Un’astronave-città, Icaro XB 1, dai corridoi labirintici; un equipaggio di scienziati che parte in missione alla ricerca della vita intorno ad Alfa Centauri. Icaro XB 1 di Jindřich Polák, 1963, è probabilmente l’unico film cecoslovacco dell’epoca a collocarsi nel genere fantascienza. E’ una fantascienza che si fonda su una visione ottimista dell’avvenire in contrasto ai tempi bui del XX secolo, esplicitamente evocati nella bella sequenza dell’esplorazione dell’astronave-relitto: avvicinata quasi come un reperto preistorico, al suo interno è racchiusa la nostra epoca, sottoforma di uomini sorpresi dalla morte nel bel mezzo di ciò che sembra una festa, e ordigni nucleari pronti a esplodere al minimo urto; difficile chiamare umani gli abitanti del Novecento, che hanno potuto concepire l’Olocausto e Hiroshima, come ricordano da Icaro XB 1. Anche le radiazioni che causeranno il dramma all’interno della navicella non hanno un’origine definita: la minaccia è inconoscibile e immotivata, mentre il finale conferma e rafforza la fiducia in una nuova umanità solidale oltre i confini dello spazio e del tempo, capace, qualora non venga rinvenuta, di manifestarsi autonomamente come una divinità laica, e venire in aiuto nel momento di peggiore smarrimento.

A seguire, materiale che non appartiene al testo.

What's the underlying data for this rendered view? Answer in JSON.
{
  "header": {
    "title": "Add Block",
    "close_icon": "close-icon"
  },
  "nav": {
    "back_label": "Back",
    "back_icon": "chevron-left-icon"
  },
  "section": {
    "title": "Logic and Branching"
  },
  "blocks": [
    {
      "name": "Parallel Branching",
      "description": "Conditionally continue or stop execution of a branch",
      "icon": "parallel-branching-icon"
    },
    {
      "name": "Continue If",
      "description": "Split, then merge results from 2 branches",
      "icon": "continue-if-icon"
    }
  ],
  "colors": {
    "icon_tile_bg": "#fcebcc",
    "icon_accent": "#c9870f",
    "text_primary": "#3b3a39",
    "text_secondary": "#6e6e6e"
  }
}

Un messaggio totalmente umanista, come dimostra anche la totale inutilità dei dispositivi tecnologici: i segnali che mettono in allarme equivocano spesso il reale, le onnipresenti telecamere si rivelano ogni volta strumenti incapaci di determinare realmente il salvataggio della situazione, e persino il marchingegno più obsoleto ma più “simpatico”, il robot ottantenne Patrick, non fa una bella fine. Un messaggio che pecca forse di semplicismo, ma che esemplifica bene il desiderio di sganciarsi dagli orrori del presente, attraverso il più potenzialmente utopico tra i generi cinematografici.